Pero como recomendaba Descartes, toca construir la casa definitiva de mi
alimentación. Y lo primero que me pregunto es por qué necesito dejar mi casa
provisional que tan buenos resultados me está ofreciendo, si no resultaría más
cómodo, eficaz y saludable dejar de trazar planos y sólo reformar mínimamente
la actual para continuar habitando en ella de por vida.
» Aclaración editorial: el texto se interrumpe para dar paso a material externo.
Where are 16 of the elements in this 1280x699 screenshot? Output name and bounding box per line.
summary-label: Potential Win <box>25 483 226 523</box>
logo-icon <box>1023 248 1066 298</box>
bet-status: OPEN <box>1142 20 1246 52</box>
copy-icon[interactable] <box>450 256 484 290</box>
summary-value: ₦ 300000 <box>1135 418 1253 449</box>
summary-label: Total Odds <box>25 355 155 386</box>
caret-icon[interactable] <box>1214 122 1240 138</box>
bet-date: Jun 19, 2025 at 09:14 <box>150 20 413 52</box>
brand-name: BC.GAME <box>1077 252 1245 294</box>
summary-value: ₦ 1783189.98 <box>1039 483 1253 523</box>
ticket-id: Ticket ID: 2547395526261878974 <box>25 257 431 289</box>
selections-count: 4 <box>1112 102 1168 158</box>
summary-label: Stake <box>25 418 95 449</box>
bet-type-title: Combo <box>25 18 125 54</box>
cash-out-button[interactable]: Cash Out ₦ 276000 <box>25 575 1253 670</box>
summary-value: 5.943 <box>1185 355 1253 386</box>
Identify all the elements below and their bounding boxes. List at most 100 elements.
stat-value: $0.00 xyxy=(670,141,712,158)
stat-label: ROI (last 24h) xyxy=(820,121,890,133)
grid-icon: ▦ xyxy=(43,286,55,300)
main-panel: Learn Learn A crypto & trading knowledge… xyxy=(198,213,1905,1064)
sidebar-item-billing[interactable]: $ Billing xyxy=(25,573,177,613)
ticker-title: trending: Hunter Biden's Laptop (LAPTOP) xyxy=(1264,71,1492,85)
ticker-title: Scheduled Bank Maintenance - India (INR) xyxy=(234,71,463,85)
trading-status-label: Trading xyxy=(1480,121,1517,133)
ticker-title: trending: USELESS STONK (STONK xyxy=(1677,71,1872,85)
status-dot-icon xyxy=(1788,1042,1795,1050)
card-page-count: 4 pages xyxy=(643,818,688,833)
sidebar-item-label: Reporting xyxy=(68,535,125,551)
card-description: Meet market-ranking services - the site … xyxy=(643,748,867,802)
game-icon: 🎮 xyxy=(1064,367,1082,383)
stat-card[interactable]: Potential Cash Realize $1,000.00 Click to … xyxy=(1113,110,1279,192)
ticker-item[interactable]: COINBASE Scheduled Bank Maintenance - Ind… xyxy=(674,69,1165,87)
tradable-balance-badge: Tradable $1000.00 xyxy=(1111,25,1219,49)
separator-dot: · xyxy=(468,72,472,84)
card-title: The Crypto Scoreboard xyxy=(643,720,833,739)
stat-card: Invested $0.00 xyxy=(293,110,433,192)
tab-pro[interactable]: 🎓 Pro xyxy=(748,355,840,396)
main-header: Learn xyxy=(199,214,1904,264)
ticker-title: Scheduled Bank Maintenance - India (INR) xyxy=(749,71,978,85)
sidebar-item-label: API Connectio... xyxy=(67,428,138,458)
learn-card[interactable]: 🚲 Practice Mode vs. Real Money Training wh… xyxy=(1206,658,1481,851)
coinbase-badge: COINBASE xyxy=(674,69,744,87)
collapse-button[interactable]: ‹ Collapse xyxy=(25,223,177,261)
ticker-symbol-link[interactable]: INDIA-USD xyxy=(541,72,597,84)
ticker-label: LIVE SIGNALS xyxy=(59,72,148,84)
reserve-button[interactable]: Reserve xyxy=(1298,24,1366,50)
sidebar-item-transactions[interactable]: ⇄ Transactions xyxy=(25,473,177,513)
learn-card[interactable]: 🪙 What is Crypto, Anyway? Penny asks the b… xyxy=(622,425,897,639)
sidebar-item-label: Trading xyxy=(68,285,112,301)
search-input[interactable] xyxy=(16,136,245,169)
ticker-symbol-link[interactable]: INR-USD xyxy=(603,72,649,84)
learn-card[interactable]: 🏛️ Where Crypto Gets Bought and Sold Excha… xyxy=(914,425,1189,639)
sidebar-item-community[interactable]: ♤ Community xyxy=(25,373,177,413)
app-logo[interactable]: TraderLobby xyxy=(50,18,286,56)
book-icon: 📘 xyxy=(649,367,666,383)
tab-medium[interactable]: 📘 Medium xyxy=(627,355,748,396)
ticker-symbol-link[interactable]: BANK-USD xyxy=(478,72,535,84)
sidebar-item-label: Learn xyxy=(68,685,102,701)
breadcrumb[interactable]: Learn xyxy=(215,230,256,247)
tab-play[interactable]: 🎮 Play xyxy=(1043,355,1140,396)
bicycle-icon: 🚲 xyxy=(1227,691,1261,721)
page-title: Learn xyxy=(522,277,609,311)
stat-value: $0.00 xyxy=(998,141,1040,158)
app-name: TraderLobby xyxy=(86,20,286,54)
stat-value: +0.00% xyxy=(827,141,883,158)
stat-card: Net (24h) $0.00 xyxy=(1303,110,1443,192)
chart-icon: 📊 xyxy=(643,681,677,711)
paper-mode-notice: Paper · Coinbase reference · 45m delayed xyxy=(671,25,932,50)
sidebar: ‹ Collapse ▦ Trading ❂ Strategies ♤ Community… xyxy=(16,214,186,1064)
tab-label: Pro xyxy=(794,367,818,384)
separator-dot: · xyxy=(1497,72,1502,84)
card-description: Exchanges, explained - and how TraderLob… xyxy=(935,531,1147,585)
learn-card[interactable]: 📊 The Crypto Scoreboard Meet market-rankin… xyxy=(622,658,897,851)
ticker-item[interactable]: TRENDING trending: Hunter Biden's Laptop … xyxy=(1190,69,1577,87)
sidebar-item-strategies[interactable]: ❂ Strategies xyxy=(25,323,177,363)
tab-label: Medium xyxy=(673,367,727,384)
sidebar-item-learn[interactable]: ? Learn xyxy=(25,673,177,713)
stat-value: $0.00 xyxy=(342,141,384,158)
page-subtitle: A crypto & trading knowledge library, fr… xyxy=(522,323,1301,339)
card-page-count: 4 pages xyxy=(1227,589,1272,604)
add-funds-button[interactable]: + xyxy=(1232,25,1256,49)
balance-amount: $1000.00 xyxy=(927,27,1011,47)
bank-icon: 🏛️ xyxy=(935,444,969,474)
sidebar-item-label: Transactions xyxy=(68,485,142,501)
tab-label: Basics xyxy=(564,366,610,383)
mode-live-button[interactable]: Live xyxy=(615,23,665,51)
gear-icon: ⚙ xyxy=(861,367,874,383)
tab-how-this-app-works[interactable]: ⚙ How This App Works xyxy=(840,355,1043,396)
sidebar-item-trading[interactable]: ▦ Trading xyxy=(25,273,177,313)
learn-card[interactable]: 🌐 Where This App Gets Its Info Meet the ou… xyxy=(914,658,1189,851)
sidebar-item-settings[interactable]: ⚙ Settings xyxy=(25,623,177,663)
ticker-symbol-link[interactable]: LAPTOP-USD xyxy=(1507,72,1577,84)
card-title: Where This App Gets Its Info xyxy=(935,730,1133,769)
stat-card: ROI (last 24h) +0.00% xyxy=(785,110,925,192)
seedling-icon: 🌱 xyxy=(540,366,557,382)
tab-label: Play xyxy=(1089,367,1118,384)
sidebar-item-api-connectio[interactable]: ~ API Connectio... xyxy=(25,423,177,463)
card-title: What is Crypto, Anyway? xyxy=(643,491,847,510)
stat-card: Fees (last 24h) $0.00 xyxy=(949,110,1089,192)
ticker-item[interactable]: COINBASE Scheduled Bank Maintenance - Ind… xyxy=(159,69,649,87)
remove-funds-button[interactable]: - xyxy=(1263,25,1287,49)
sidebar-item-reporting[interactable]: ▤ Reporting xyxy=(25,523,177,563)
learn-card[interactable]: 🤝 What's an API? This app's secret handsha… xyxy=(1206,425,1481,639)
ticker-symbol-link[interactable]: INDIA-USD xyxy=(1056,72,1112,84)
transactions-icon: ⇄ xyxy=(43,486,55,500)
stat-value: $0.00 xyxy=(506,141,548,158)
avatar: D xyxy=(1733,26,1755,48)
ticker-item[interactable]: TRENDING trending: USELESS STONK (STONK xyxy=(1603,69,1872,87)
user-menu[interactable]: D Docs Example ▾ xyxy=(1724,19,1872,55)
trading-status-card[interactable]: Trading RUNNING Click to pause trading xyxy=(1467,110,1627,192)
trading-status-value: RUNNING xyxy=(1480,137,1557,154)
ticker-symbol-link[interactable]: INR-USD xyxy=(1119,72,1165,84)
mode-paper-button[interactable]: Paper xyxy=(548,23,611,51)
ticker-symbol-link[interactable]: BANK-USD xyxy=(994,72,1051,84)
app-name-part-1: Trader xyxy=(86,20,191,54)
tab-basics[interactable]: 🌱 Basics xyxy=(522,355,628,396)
Para dar el primer paso
asumí un riesgo, pero ahora que parece que los beneficios han sido relevantes,
¿por qué asumir nuevos riesgos en relación con los alimentos que recientemente
deseché y que de algún modo, todavía desconocido para la ciencia, impactan
sobre nuestra salud provocando toda la plétora de enfermedades que nos
acompañan como seres humanos desarrollados? Quizás por puro placer, que no
desee privarme de saborear ciertas comidas muy apetitosas, por ser un poco
menos radical y poder compartir experiencias culinarias y sociales con mis
amigos y familiares, por comodidad a la hora de comprar y elaborar las
comidas comunes, etc. Considero imprescindible que para avanzar en esta
dirección tengamos que dotarnos de un mínimo método, ya que no existen
manuales de uso de los alimentos en relación con sus posibles impactos sobre la
salud: precaución y cuidado, y mucho estudio.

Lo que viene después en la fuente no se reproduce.